Spring Lake Park District 16’s traditional schools, for the most part, increased their ratings under a recently rolled out Multiple Measure Ratings (MMR) accountability system, while Westwood Intermediate School has been recognized as a high performing Title I school.
The Minnesota Department of Education last week released the 2012 MMR results.
“While we’re pleased in their (students’) progress, we want to continue to see more progress,” Superintendent Jeff Ronneberg said.
The new system is the result of a waiver the state received last February setting up an alternative system to monitor school performance in place of the federal No Child Left Behind Act requirements. The system calls for a shift of accountability for Minnesota schools from a single high-stakes test to multiple measures. The measures emphasize student growth and performance of diverse and disadvantaged students.
This means, no failing schools as is the case in NCLB. Still, scores continue to be based on adequate yearly progress (AYP) results. But the waiver ensures under-performing schools are not subjected to sanctions doled out under NCLB.
Instead, MMR offers a more comprehensive measuring of student test scores. It recognizes top performing schools and focuses on closing the state’s achievement gap in schools.
The bottom percent of Title I schools in the state are designated as Continuous Improvement Schools, Focus or Priority.
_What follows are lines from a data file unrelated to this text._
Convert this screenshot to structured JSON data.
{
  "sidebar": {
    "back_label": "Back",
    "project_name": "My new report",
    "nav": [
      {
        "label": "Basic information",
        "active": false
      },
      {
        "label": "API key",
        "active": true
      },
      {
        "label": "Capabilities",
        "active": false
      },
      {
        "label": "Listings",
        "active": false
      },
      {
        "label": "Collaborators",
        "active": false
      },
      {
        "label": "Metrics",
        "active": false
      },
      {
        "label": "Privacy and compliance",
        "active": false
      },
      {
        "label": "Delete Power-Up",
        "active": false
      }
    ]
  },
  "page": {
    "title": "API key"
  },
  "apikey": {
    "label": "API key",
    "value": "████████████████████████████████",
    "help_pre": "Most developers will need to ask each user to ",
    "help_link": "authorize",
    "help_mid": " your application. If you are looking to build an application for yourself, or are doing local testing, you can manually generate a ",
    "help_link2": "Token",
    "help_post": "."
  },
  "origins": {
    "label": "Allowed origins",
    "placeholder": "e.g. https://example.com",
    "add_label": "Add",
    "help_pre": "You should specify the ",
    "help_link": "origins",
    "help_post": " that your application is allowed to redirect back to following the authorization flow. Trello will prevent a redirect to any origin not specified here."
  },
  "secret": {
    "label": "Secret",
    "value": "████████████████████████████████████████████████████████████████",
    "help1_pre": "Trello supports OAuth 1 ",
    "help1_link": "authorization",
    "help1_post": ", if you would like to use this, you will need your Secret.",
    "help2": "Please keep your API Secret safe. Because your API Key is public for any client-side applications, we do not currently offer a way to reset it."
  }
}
Those schools are required to write a school improvement plan.
A first MMR round of data was released in April 2012 and based on the averages of the 2010 and 2011 school year.
The second round results released last week are based on 2011-12 school year data.
Spring Lake Park Schools
Under the MMR system, schools receive an MMR rating and a focus rating. Ratings measure multiple data categories rather than relying on a single-year test score (the Multiple Comprehensive Assessments) under the NCLB system.
The MMR data measures four categories: proficiency, growth, achievement gap reduction and graduation.
District 16 continues to focus on closing the achievement gap.
“It comes down to high expectations for each kid, learning individual needs and collecting data,” Ronneberg said. “It’s not just looking at results; it’s taking action based on those results.”
Spring Lake Park High School’s MMR rating increased from a two-year average (2010 and 2011) of 62.74 percent to 66.21 percent in 2012. Westwood Middle School increased from 49.93 percent to 60.74 percent, while Westwood Intermediate’s rating increased from 56.99 percent to 63.46 percent in the same time period.
In the nontraditional Learning Alternatives Community School, students’ two-year averages (2010-2011) decreased from 86.14 percent to 76.57 percent. But the Learning Alternatives Middle School rates jumped from 75.87 percent to 88.97 percent.
A secondary measurement within the MMR – the Focus Rating – measures proficiency and achievement gap reduction.
SLP High School’s Focus Rating decreased from the first round of results released in the spring. The rating dropped from 46.11 percent to 40.87 percent.
To increase learning, a new data management system has been put in place at the high school. The district is developing common assessments for each high school course, which will identify those students meeting expectations and those who are struggling. The data will allow for interventions to help kids succeed, Ronneberg said.
Westwood Middle School realized an increase from 59.60 percent in its Focus Rating to 71.40 percent, while Westwood Intermediate School also saw a rise in its rating from 61.17 percent to 69.95 percent.
The Learning Alternatives Community School did not have enough students in one or more of its subgroups to warrant a score in last spring’s report. This time around, however, the school scored a Focus Rating of 70.21 percent.
The Learning Alternatives Middle School’s Focus Rating rocketed from 75.75 percent in last spring’s scores to 90.65 percent.
District 16’s focus is not only to see improved results “but to see more kids successful each year,” Ronneberg said, about a mission of the district – to have students college or career ready when they leave the education system.
The state’s K-3 schools do not receive a rating under the new MMR accountability system because there’s not enough testing data to measure (the state tests start in third grade).
The MMRs recognize the top 15 percent of Title 1 students in the state as a rewards school.
While no District 16 school was named in the Rewards category, Westwood Intermediate was recognized as Celebration Eligible, one of 211 schools in the state named as such.
The new Celebration Eligible category has been added to recognize the next 10 percent of high achieving Title I schools after the Rewards schools.
“We are excited to be recognized,” said WWI Principal Tom Larson. “The second step is to apply to be a celebration school.”
Larson credits a system of interventions, a districtwide initiative in place to meet the needs of both struggling students and students above grade level, for an increase in his school’s MMR ratings.
Title I schools receive federal funding based on their level of poverty.
Reward Schools and Celebration Eligible schools are identified annually.
An early analysis shows a gain in the state’s effort to close the achievement gaps, according to a statement from the Minnesota Department of Education.
“Minnesota’s achievement gaps are still unacceptably large, but I believe the new accountability measures we’ve put in place, along with our new focus on closing gaps and improving outcomes for every students, will continue to accelerate the gains we see today (Aug. 30),” Commission of Education Brenda Cassellius said in a press release.